11th April outage report

You may have noticed a bit of downtime in the last 24 hours.
As is the way with these things I tend to get punished by servers whenever I am scheduled to fly on a plane.
Our host, Digital Ocean had a major outage in the SF02 datacenter yesterday.

This was closely followed by a global outage of their control panel:

The Cloud Panel and API connectivity were effected by our outage in SFO2. Multiple redundant power sources in our SFO2 datacenter failed temporarily causing a large number of Droplets and core systems, including networking, to go down. We have restored power and networking, and are currently working to bring all affected Droplets safely online.

Following the full power recovery, we started to experience delays in event processing. Our engineering team was able to isolate the root cause. We will update the status page once all events are processing without delay and publish further details to our blog once we’ve conducted a full post mortem

While this was happening, I was packing for a trip to the Australian desert and hoping to grab a few hours sleep before a 9am flight!

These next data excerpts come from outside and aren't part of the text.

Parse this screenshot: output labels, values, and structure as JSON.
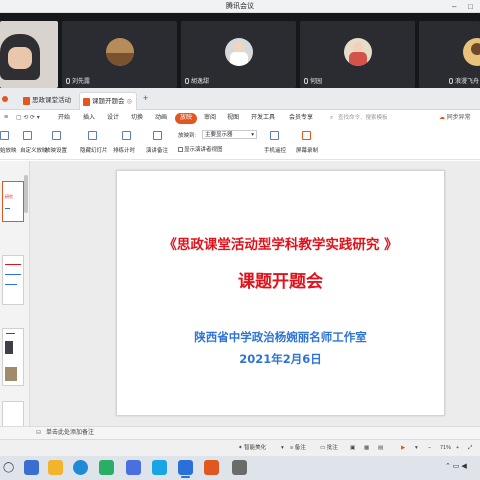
{
  "meeting": {
    "app_title": "腾讯会议",
    "participants": [
      {
        "name": "",
        "avatar_color": "#c9a07a"
      },
      {
        "name": "刘先露",
        "avatar_color": "#b78b5a"
      },
      {
        "name": "胡逸甜",
        "avatar_color": "#d9d9d9"
      },
      {
        "name": "何园",
        "avatar_color": "#d3524a"
      },
      {
        "name": "浪漫飞舟",
        "avatar_color": "#e8c17a"
      }
    ]
  },
  "wps": {
    "tabs": [
      {
        "label": "思政课堂活动型...",
        "active": false
      },
      {
        "label": "课题开题会",
        "active": true
      }
    ],
    "new_tab_label": "+",
    "menu": [
      "开始",
      "插入",
      "设计",
      "切换",
      "动画",
      "放映",
      "审阅",
      "视图",
      "开发工具",
      "会员专享"
    ],
    "active_menu": "放映",
    "search_placeholder": "查找命令、搜索模板",
    "right_menu": [
      "同步异常"
    ],
    "ribbon": {
      "left_clipped": [
        "始放映",
        "自定义放映"
      ],
      "buttons": [
        "放映设置",
        "隐藏幻灯片",
        "排练计时",
        "演讲备注"
      ],
      "monitor_label": "放映到:",
      "monitor_value": "主要显示器",
      "presenter_view": "显示演讲者视图",
      "tools": [
        "手机遥控",
        "屏幕录制"
      ]
    },
    "slide": {
      "title": "《思政课堂活动型学科教学实践研究 》",
      "subtitle": "课题开题会",
      "org": "陕西省中学政治杨婉丽名师工作室",
      "date": "2021年2月6日"
    },
    "thumbnails": [
      "1",
      "2",
      "3",
      "4"
    ],
    "notes_placeholder": "单击此处添加备注",
    "status": {
      "smart_beautify": "智能美化",
      "notes": "备注",
      "comments": "批注",
      "zoom": "71%"
    }
  },
  "taskbar": {
    "apps": [
      "search",
      "file-explorer",
      "edge",
      "wechat",
      "wps-writer",
      "wps-spreadsheet",
      "tencent-meeting",
      "wps-presentation",
      "camera"
    ]
  },
  "colors": {
    "accent": "#e2561f",
    "title_red": "#e0121b",
    "subtitle_blue": "#2d74d6"
  }
}
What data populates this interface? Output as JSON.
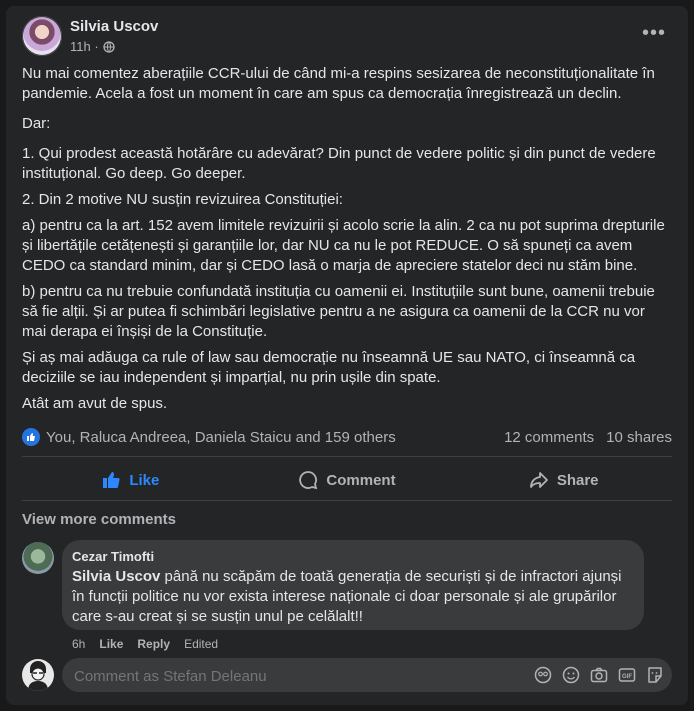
{
  "post": {
    "author": "Silvia Uscov",
    "time": "11h ·",
    "paragraphs": [
      "Nu mai comentez aberațiile CCR-ului de când mi-a respins sesizarea de neconstituționalitate în pandemie. Acela a fost un moment în care am spus ca democrația înregistrează un declin.",
      "Dar:",
      "1. Qui prodest această hotărâre cu adevărat? Din punct de vedere politic și din punct de vedere instituțional. Go deep. Go deeper.",
      "2. Din 2 motive NU susțin revizuirea Constituției:",
      "a) pentru ca la art. 152 avem limitele revizuirii și acolo scrie la alin. 2 ca nu pot suprima drepturile și libertățile cetățenești și garanțiile lor, dar NU ca nu le pot REDUCE. O să spuneți ca avem CEDO ca standard minim, dar și CEDO lasă o marja de apreciere statelor deci nu stăm bine.",
      "b) pentru ca nu trebuie confundată instituția cu oamenii ei. Instituțiile sunt bune, oamenii trebuie să fie alții. Și ar putea fi schimbări legislative pentru a ne asigura ca oamenii de la CCR nu vor mai derapa ei înșiși de la Constituție.",
      "Și aș mai adăuga ca rule of law sau democrație nu înseamnă UE sau NATO, ci înseamnă ca deciziile se iau independent și imparțial, nu prin ușile din spate.",
      "Atât am avut de spus."
    ]
  },
  "stats": {
    "likers": "You, Raluca Andreea, Daniela Staicu and 159 others",
    "comments": "12 comments",
    "shares": "10 shares"
  },
  "actions": {
    "like": "Like",
    "comment": "Comment",
    "share": "Share"
  },
  "view_more": "View more comments",
  "comment": {
    "author": "Cezar Timofti",
    "mention": "Silvia Uscov",
    "text": " până nu scăpăm de toată generația de securiști și de infractori ajunși în funcții politice nu vor exista interese naționale ci doar personale și ale grupărilor care s-au creat și se susțin unul pe celălalt!!",
    "time": "6h",
    "like": "Like",
    "reply": "Reply",
    "edited": "Edited"
  },
  "composer": {
    "placeholder": "Comment as Stefan Deleanu"
  },
  "colors": {
    "accent": "#2d88ff",
    "card": "#242526",
    "bubble": "#3a3b3c"
  },
  "icons": [
    "globe-icon",
    "more-icon",
    "like-badge-icon",
    "like-icon",
    "comment-icon",
    "share-icon",
    "avatar-sticker-icon",
    "emoji-icon",
    "camera-icon",
    "gif-icon",
    "sticker-icon"
  ]
}
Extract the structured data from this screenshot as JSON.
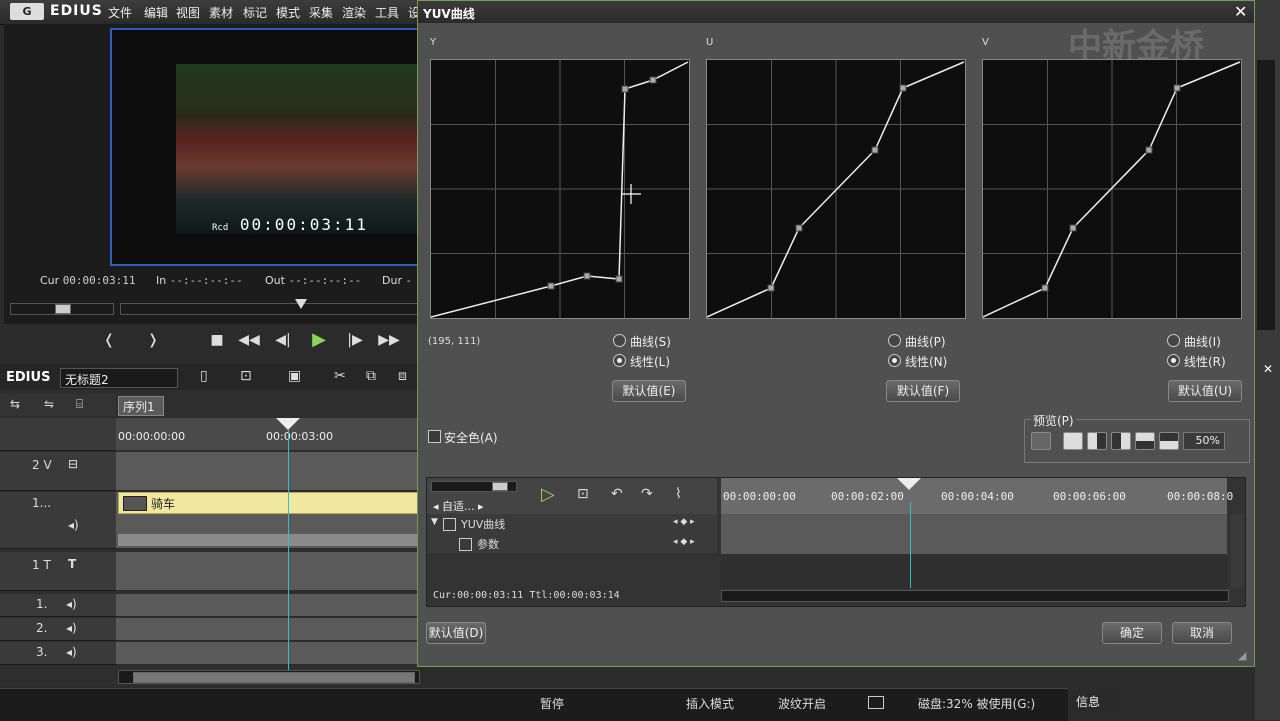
{
  "app": {
    "logo": "G",
    "brand": "EDIUS",
    "menu": [
      "文件",
      "编辑",
      "视图",
      "素材",
      "标记",
      "模式",
      "采集",
      "渲染",
      "工具",
      "设"
    ]
  },
  "preview": {
    "rcd_label": "Rcd",
    "timecode": "00:00:03:11",
    "cur_label": "Cur",
    "cur_value": "00:00:03:11",
    "in_label": "In",
    "in_value": "--:--:--:--",
    "out_label": "Out",
    "out_value": "--:--:--:--",
    "dur_label": "Dur",
    "dur_value": "-"
  },
  "timeline": {
    "brand": "EDIUS",
    "project_name": "无标题2",
    "sequence_tab": "序列1",
    "ruler": [
      "00:00:00:00",
      "00:00:03:00"
    ],
    "tracks": [
      {
        "name": "2 V"
      },
      {
        "name": "1..."
      },
      {
        "name": "1 T"
      },
      {
        "name": "1."
      },
      {
        "name": "2."
      },
      {
        "name": "3."
      }
    ],
    "clip_name": "骑车"
  },
  "dialog": {
    "title": "YUV曲线",
    "close": "✕",
    "watermark": "中新金桥",
    "coord_readout": "(195, 111)",
    "plots": [
      {
        "label": "Y",
        "radio_curve": "曲线(S)",
        "radio_linear": "线性(L)",
        "default_btn": "默认值(E)",
        "selected": "linear"
      },
      {
        "label": "U",
        "radio_curve": "曲线(P)",
        "radio_linear": "线性(N)",
        "default_btn": "默认值(F)",
        "selected": "linear"
      },
      {
        "label": "V",
        "radio_curve": "曲线(I)",
        "radio_linear": "线性(R)",
        "default_btn": "默认值(U)",
        "selected": "linear"
      }
    ],
    "safe_color_label": "安全色(A)",
    "preview_group_label": "预览(P)",
    "zoom_value": "50%",
    "keyframe": {
      "auto_label": "自适...",
      "ruler": [
        "00:00:00:00",
        "00:00:02:00",
        "00:00:04:00",
        "00:00:06:00",
        "00:00:08:0"
      ],
      "rows": [
        "YUV曲线",
        "参数"
      ],
      "cur": "Cur:00:00:03:11",
      "ttl": "Ttl:00:00:03:14"
    },
    "default_btn": "默认值(D)",
    "ok_btn": "确定",
    "cancel_btn": "取消"
  },
  "status": {
    "paused": "暂停",
    "insert_mode": "插入模式",
    "ripple_on": "波纹开启",
    "disk": "磁盘:32% 被使用(G:)"
  },
  "side_panel": {
    "info_tab": "信息"
  }
}
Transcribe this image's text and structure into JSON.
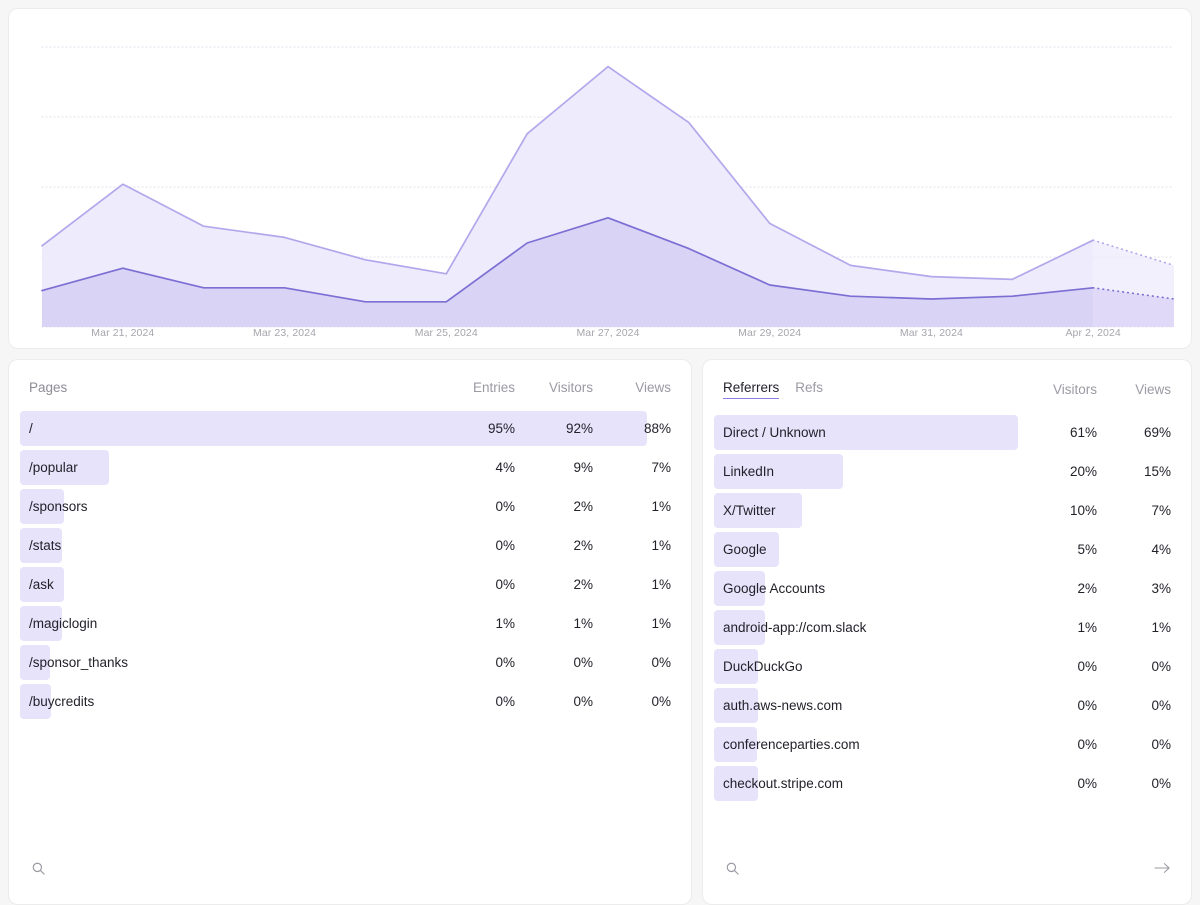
{
  "theme": {
    "page_bg": "#f6f6f7",
    "panel_bg": "#ffffff",
    "bar_fill": "#e7e3fb",
    "accent": "#8b7ee0",
    "visitors_line": "#7c6fd4",
    "visitors_fill": "#d9d3f5",
    "views_line": "#b1a8ec",
    "views_fill": "#eeebfc",
    "grid": "#d9d7e4",
    "muted_text": "#9a9aa3",
    "text": "#22222a"
  },
  "chart_data": {
    "type": "area",
    "title": "",
    "xlabel": "",
    "ylabel": "",
    "grid": true,
    "legend_position": "none",
    "x": [
      "Mar 20, 2024",
      "Mar 21, 2024",
      "Mar 22, 2024",
      "Mar 23, 2024",
      "Mar 24, 2024",
      "Mar 25, 2024",
      "Mar 26, 2024",
      "Mar 27, 2024",
      "Mar 28, 2024",
      "Mar 29, 2024",
      "Mar 30, 2024",
      "Mar 31, 2024",
      "Apr 1, 2024",
      "Apr 2, 2024",
      "Apr 3, 2024"
    ],
    "tick_labels": [
      "Mar 21, 2024",
      "Mar 23, 2024",
      "Mar 25, 2024",
      "Mar 27, 2024",
      "Mar 29, 2024",
      "Mar 31, 2024",
      "Apr 2, 2024"
    ],
    "tick_indices": [
      1,
      3,
      5,
      7,
      9,
      11,
      13
    ],
    "ylim": [
      0,
      100
    ],
    "gridline_values": [
      100,
      75,
      50,
      25,
      0
    ],
    "projected_from_index": 13,
    "series": [
      {
        "name": "Views",
        "line_color": "#b1a8ec",
        "fill_color": "#eeebfc",
        "values": [
          29,
          51,
          36,
          32,
          24,
          19,
          69,
          93,
          73,
          37,
          22,
          18,
          17,
          31,
          22
        ]
      },
      {
        "name": "Visitors",
        "line_color": "#7c6fd4",
        "fill_color": "#d9d3f5",
        "values": [
          13,
          21,
          14,
          14,
          9,
          9,
          30,
          39,
          28,
          15,
          11,
          10,
          11,
          14,
          10
        ]
      }
    ]
  },
  "pages_panel": {
    "title": "Pages",
    "columns": [
      "Entries",
      "Visitors",
      "Views"
    ],
    "rows": [
      {
        "label": "/",
        "entries": "95%",
        "visitors": "92%",
        "views": "88%",
        "bar_pct": 95
      },
      {
        "label": "/popular",
        "entries": "4%",
        "visitors": "9%",
        "views": "7%",
        "bar_pct": 13.5
      },
      {
        "label": "/sponsors",
        "entries": "0%",
        "visitors": "2%",
        "views": "1%",
        "bar_pct": 6.6
      },
      {
        "label": "/stats",
        "entries": "0%",
        "visitors": "2%",
        "views": "1%",
        "bar_pct": 6.4
      },
      {
        "label": "/ask",
        "entries": "0%",
        "visitors": "2%",
        "views": "1%",
        "bar_pct": 6.6
      },
      {
        "label": "/magiclogin",
        "entries": "1%",
        "visitors": "1%",
        "views": "1%",
        "bar_pct": 6.4
      },
      {
        "label": "/sponsor_thanks",
        "entries": "0%",
        "visitors": "0%",
        "views": "0%",
        "bar_pct": 4.6
      },
      {
        "label": "/buycredits",
        "entries": "0%",
        "visitors": "0%",
        "views": "0%",
        "bar_pct": 4.7
      }
    ],
    "search_icon": "search-icon"
  },
  "referrers_panel": {
    "tabs": [
      {
        "label": "Referrers",
        "active": true
      },
      {
        "label": "Refs",
        "active": false
      }
    ],
    "columns": [
      "Visitors",
      "Views"
    ],
    "rows": [
      {
        "label": "Direct / Unknown",
        "visitors": "61%",
        "views": "69%",
        "bar_pct": 63.0
      },
      {
        "label": "LinkedIn",
        "visitors": "20%",
        "views": "15%",
        "bar_pct": 26.8
      },
      {
        "label": "X/Twitter",
        "visitors": "10%",
        "views": "7%",
        "bar_pct": 18.3
      },
      {
        "label": "Google",
        "visitors": "5%",
        "views": "4%",
        "bar_pct": 13.4
      },
      {
        "label": "Google Accounts",
        "visitors": "2%",
        "views": "3%",
        "bar_pct": 10.6
      },
      {
        "label": "android-app://com.slack",
        "visitors": "1%",
        "views": "1%",
        "bar_pct": 10.6
      },
      {
        "label": "DuckDuckGo",
        "visitors": "0%",
        "views": "0%",
        "bar_pct": 9.2
      },
      {
        "label": "auth.aws-news.com",
        "visitors": "0%",
        "views": "0%",
        "bar_pct": 9.2
      },
      {
        "label": "conferenceparties.com",
        "visitors": "0%",
        "views": "0%",
        "bar_pct": 9.0
      },
      {
        "label": "checkout.stripe.com",
        "visitors": "0%",
        "views": "0%",
        "bar_pct": 9.2
      }
    ],
    "search_icon": "search-icon",
    "next_icon": "arrow-right-icon"
  }
}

Digital Ocean was back online in the morning but Clarionhub was still down. The server seemed to be running fine but docker would not start. I was pretty sure I knew what was wrong but it was not something I could fix in 15 minutes before the taxi arrived and we have no wifi on the domestic flights yet, or at least not all of them!

As expected, there had been a kernel update which removed aufs support causing docker to fail to start.

The magic incantation that did the final trick was…

sudo apt-get -y install linux-image-extra-$(uname -r) aufs-tools

I am not due to be on a plane again for a few weeks so we should be good for a bit longer :smiley:

Thanks for hanging around, happy ClarionHub-ing!!!


Have fun on your outback walkabout mate